Pluckier than her harp strings and luckier than the stars
above, her soothing songs connect ancient Greek minstrels to
Vulcan folk songs. Her harp is such a mammoth instrument,
its menacing stature belieing its lamb-like nature. Newsom’s
voice exists outside of time, she likely sang this way when
she was 8, and still will when she’s 80. At her shriller
moments, she may prove too much the harpy for some. For me,
I’m completely enchanted…having seen her live next to
her harp enhanced the childlike nature of the performance.
She does play some other instruments here as well, including
harpsichord adding to the anachronistic pull of this LP.
It’s a cozy album, in package and in play. Her lyrical
wool-gathering kept me enrapt, others may find it too
bramble and briar.
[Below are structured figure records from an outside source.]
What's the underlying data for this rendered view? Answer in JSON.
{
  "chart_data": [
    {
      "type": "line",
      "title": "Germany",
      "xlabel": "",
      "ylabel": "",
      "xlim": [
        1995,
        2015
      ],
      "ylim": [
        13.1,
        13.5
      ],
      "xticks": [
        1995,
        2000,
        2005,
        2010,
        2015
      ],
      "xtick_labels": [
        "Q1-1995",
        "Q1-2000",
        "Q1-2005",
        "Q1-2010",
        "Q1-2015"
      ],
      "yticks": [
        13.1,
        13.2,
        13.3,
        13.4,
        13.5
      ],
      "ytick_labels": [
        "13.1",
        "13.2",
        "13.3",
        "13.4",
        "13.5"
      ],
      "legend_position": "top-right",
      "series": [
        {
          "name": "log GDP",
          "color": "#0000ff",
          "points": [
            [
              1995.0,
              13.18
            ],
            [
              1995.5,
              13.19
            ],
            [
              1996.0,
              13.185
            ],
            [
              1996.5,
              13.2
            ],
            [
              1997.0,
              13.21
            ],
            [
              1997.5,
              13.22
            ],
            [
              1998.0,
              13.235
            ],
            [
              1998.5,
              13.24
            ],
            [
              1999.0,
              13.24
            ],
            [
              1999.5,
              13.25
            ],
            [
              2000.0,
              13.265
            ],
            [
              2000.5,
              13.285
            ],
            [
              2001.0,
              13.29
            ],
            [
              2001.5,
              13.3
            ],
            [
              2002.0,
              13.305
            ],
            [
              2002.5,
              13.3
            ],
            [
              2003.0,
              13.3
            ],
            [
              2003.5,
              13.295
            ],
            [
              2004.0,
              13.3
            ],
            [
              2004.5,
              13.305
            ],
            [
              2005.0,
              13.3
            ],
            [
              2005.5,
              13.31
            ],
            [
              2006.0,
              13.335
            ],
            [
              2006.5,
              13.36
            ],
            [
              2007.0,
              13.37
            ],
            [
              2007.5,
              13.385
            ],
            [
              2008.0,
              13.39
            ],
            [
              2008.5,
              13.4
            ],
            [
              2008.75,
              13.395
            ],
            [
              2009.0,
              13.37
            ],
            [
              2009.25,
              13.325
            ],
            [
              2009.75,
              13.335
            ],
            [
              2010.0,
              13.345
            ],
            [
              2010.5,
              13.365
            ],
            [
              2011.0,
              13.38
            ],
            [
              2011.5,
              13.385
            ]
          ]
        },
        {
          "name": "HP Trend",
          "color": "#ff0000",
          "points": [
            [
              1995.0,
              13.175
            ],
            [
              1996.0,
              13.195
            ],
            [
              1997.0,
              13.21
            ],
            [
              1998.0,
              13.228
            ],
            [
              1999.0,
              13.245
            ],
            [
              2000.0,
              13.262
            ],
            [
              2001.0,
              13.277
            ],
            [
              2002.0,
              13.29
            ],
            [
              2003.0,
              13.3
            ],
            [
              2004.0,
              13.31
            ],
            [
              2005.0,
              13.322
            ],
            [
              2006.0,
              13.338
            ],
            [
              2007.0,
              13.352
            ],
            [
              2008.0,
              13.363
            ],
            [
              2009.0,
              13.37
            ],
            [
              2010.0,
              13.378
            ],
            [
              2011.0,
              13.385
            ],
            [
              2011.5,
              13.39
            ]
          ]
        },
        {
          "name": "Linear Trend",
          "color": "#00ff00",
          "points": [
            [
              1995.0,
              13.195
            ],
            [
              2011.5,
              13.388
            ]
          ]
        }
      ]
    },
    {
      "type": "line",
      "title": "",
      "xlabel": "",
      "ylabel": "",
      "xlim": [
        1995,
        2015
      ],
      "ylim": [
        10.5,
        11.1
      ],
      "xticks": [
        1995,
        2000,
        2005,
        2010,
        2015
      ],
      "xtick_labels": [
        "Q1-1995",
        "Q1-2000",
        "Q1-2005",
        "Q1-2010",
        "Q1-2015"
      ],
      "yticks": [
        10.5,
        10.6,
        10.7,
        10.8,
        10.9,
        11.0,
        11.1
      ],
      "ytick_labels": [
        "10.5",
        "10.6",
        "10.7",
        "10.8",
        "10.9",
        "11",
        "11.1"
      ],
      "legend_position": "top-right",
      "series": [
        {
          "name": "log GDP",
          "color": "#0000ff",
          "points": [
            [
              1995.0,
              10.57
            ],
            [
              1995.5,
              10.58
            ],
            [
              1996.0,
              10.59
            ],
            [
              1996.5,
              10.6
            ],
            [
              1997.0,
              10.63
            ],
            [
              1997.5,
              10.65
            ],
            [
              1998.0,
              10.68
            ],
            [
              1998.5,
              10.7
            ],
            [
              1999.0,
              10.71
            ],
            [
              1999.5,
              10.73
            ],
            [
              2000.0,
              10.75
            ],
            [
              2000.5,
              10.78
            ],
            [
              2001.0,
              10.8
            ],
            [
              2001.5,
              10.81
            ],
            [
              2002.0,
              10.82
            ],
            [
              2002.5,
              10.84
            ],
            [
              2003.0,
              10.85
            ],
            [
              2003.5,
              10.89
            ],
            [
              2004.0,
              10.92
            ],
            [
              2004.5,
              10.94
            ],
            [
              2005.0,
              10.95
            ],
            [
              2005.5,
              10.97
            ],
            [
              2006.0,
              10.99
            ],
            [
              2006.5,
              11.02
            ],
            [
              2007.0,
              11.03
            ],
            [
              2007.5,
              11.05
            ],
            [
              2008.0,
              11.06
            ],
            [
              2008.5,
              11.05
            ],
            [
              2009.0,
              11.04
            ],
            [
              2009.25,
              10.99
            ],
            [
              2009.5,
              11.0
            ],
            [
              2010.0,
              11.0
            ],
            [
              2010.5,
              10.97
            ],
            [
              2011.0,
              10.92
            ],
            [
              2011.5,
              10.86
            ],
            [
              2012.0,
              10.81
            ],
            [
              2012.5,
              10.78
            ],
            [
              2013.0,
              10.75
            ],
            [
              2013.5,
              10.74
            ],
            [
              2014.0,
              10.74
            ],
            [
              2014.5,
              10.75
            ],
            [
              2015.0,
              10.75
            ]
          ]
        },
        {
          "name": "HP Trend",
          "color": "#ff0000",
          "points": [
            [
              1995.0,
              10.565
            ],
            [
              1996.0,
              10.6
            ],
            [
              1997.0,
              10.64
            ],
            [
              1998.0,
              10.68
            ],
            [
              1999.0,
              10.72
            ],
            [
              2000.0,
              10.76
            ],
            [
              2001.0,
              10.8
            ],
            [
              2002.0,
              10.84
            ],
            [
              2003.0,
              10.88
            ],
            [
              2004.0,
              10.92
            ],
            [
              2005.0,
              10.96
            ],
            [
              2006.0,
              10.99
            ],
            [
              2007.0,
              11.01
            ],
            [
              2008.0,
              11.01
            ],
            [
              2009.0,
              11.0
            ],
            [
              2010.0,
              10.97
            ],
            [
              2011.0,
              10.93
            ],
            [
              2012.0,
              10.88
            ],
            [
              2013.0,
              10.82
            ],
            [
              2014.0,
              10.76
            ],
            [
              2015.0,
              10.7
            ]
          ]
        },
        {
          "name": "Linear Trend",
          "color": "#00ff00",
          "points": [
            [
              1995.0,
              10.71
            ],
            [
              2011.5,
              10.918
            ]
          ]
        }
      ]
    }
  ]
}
For me, it’s just plum peachy!

Mirah “C’mon Miracle” [K Records]

Thurston Hunger   4/29/2004   A Library

Mirah, Mirah on the wall, whose Cat has the most Power of them
all? Acoustic guitar, triple espresso, librarian loosening up,
songcraft here won’t disappoint the K Recs kognoscenti. Mirah
is Mirah Yom Tov Zeitlyn, she has spent time in the Microphones
and Phil Elvrum is on board here to engineer. Indeed “Look Up!”
gets the M’s squelchy drum trademark sound. Splatch splatch.
The percussion here is often painted pinpoint perfect to expand
the plaintiff songs at their centers. Other peculiar touches
are added (although nothing quite as cinematic results as the
lush treatment found on the recent “Cold, Cold Water 7”.) But
this is nowhere near overproduced, indeed great restraint is
used more often than not, “You’ve Gone Away Enough” has these
nice breathy verses a la Kate Bush’s illegitimate daughter.
Really this is more power folk, than pop…while the songs are
short they canter, never gallop. Horse Power? Even the album
title sounds like a shout to show at the sweeepstakes.

Kyriakides, Yannis “a conSPIracy cantata” [Unsounds]

Thurston Hunger   4/28/2004   A Library, CD, Format

The premise is promising to me at least, searching for a
connection between Conet style transmissions and the Delphic
Oracle. Something about a human voice, or in this case two,
that tends to make the more difficult music at KFJC a little
more readily received. The piano on here is sharp, and notes
are dropped on what feel like curves plotted algorithmically.
Static blurts and morse meanderings add signal strength to the
sparse “symphony.” Tracks #4 and #5 stood out for me. #6 adds
a Latin air to the proceedings. The two other compositions
feature a slow gyroscopic drone (#7) and the last track is a
new sort of insect killer, it lures them out onto a dancefloor
of sorts where they tiptoe between spiked heels and bopping
boots. Bravo Echo Bravo!

Motor “Freeze ” [Kuroneko]

Thurston Hunger   4/1/2004   A Library, CD, Format

I’ve always been one to prefer waves to beats, and this
album laps at your ears. It’s as if the tips of more
abrasive noises and rhythms were snipped off, and this
slides in under the barbed wire surrounding the dance
floor. At times, a liquid ebb and flow ala the tides
and timings of Basic Channel works its way in. Other
than that here you are placed in a desolate factory,
hearing the hum and whirr of machines behind closed
doors. One item of note, evidently the man behind the
wheels and knobs of Motor is working out of Moscow?’
Or maybe not, more mystery to add to the metal mist.